I wrote $R=\bigcup _{i=0}^{n}F_i$, with $F_0=\{0,1\}$ and $F_i$'s are fields. Since we deal with a finite union, there must exist $j\geq 1$ such that $F_k\subseteq \bigcup _{i=k+1}^nF_i$ for $k<j$, but $F_j\nsubseteq \bigcup _{i=j+1}^nF_i$ . Then I put $B=\bigcup _{i=j+1}^nF_i$. Certainly, we have $R=\bigcup _{i=j}^nF_i$. I tried to show that $R=F_i$, for one of the latter $F_i$'s. Suppose not, so we could choose $b\in B-F_j$ (because $F_j\neq R$) and $a\in F_j-B$. The element $ab\in R$ is either in $F_j$ or in $B$. In the first case, $b=a^{-1}ab\in F_j$, which is a contradiction. In the other case, could we deduce that $a=abb^{-1}\in B$ to reach a contradiction? In fact, $b$ and $b^{-1}$ are both in $B$. But, we are not sure whether $B$ is multiplicatively closed to reach the desired contradiction.
Any help is appreciated!
Warning: This argument has a gap. I need the following result:
Lemma. Assume that $V$ is a vector space over a finite field $K$ such that it is a finite union of proper subspaces $V_i, i=1,2,\ldots,n$. Then at least for some $i$ we have $\dim_KV/V_i<\infty$.
This is very likely true, and for some reason I thought it would follow from the argument in my linked answer. Unfortunately it doesn't, and I don't see a way to close this hopefully small, but crucial gap. Leaving the rest on for now in case it inspires someone else (sleeeeeepy).
Building upon Chan Kifung's comment.
Let $K=\bigcap_i F_i$. Clearly $K$ is a subfield of all the fields $F_i$ and, in turn all the fields $F_i$ as well as $R$ itself are vector spaces over $K$.
By the results of this thread a vector space can be a finite union of proper subspaces only when the field $K$ is finite and some (actually many) of the subspaces have a finite codimension.

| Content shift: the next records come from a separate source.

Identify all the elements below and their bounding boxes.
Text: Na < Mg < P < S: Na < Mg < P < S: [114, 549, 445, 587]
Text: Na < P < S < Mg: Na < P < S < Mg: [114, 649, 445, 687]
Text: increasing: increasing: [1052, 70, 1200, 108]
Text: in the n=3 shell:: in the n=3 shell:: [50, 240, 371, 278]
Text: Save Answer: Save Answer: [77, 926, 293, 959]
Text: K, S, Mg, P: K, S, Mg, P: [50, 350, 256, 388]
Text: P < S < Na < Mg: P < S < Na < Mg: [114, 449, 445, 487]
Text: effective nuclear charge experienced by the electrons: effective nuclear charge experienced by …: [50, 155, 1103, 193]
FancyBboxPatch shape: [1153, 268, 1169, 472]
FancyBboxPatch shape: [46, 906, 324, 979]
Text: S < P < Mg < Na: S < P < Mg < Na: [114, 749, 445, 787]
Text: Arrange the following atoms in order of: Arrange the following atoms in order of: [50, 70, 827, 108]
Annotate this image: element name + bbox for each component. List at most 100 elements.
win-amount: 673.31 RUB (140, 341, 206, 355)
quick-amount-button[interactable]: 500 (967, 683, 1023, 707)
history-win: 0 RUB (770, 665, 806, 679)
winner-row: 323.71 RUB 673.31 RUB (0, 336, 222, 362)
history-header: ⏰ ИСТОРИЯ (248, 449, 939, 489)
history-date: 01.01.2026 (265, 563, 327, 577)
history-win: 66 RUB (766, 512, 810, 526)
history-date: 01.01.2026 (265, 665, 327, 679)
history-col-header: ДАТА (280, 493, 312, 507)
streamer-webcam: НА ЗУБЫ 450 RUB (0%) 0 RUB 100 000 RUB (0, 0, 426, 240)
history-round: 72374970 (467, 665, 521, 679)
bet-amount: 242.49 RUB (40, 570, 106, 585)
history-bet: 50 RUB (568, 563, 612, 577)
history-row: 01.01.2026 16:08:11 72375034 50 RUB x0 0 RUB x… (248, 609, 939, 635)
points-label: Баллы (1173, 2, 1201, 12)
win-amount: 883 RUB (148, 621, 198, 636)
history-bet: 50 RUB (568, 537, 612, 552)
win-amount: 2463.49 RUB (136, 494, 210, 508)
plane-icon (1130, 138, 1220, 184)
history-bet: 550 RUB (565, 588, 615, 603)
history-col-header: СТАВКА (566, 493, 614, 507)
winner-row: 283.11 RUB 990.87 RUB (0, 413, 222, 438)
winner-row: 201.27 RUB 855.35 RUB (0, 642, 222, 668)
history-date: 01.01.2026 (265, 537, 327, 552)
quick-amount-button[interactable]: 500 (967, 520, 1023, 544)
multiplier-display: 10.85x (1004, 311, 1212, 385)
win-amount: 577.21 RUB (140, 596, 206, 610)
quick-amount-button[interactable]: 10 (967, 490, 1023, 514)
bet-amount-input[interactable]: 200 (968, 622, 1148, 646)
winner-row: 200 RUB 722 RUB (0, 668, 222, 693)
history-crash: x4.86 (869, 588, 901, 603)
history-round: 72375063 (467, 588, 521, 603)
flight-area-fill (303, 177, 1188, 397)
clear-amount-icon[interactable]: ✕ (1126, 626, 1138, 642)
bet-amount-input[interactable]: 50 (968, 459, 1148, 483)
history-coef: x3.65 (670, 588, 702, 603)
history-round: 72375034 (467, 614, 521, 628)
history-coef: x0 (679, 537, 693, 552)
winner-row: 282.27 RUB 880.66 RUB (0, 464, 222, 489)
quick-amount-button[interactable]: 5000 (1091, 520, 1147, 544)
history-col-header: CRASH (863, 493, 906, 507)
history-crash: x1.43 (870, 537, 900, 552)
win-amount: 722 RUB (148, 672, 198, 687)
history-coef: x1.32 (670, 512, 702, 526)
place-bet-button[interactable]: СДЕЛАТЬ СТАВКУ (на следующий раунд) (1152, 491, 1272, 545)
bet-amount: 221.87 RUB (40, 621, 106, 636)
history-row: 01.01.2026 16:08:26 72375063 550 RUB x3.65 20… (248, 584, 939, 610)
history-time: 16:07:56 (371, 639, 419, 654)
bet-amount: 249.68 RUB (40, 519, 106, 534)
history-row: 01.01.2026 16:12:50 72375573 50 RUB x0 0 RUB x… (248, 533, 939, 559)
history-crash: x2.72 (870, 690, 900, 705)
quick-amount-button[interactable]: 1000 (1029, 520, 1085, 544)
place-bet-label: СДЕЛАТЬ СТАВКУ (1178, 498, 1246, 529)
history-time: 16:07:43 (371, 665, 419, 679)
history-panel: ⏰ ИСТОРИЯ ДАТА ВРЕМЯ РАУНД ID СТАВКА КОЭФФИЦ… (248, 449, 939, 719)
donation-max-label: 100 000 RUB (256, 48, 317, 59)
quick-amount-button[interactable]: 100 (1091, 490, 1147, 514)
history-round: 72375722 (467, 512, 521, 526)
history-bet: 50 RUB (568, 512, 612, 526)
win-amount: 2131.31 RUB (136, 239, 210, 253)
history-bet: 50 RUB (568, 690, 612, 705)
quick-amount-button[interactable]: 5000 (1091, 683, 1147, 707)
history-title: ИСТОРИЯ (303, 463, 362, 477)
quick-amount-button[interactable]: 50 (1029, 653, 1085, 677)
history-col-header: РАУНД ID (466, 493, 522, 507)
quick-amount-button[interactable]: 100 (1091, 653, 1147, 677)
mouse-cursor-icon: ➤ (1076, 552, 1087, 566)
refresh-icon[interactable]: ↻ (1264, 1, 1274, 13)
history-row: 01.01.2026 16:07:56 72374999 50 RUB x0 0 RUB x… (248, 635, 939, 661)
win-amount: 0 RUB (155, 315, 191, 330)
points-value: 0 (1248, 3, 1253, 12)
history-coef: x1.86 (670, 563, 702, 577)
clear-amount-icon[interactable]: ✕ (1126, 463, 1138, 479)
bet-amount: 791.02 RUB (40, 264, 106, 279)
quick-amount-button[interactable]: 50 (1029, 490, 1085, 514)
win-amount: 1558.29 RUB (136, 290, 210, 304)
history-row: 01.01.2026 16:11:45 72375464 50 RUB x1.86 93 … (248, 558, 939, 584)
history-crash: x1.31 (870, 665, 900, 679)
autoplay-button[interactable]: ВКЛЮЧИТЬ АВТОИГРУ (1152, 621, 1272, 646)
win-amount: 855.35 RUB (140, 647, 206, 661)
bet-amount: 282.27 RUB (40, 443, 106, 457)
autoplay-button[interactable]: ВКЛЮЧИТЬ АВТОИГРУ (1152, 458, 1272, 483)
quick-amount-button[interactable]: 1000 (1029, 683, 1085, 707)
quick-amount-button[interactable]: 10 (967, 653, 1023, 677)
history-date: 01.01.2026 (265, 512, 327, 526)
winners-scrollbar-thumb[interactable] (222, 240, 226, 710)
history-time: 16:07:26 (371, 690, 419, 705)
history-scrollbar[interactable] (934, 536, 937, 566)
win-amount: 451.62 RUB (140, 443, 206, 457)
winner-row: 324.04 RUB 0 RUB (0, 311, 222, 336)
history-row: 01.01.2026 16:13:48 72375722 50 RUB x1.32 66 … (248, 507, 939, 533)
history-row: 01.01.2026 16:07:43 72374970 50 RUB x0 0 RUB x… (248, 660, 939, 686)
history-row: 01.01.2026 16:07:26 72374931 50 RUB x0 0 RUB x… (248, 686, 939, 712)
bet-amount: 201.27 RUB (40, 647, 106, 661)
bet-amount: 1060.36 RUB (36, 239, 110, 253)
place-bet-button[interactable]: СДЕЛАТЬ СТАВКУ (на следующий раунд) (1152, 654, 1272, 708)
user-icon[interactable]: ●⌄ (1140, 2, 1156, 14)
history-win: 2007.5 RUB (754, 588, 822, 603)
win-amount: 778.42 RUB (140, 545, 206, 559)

If some $F_i$ is all of $R$ we are done, so we are left with the case $|K|<\infty$ and can infer that there exists at least one subfield $F_i$ such that $\dim_K(R/F_i)$ is finite. But, as $F_i$ was assumed to be a proper subspace of $R$, we have $\dim_{F_i}R>1$ and hence $\dim_{F_i}(R/F_i)\ge1$. On the other hand $$ \dim_K(R/F_i)=\dim_{F_i}(R/F_i)\cdot \dim_K F_i\ge \dim_K F_i, $$ so we can conclude that $\dim_K F_i<\infty$ and hence $F_i$ is a finite field. But by the above reasoning this implies that $\dim_KR=\dim_K F_i+\dim_K(R/F_i)<\infty$.
The conclusion is that $R$ is a finite ring. It was pointed out by many that $R$ is necessarily a division ring. A theorem by Wedderburn states that any finite division ring is commutative, i.e. a field.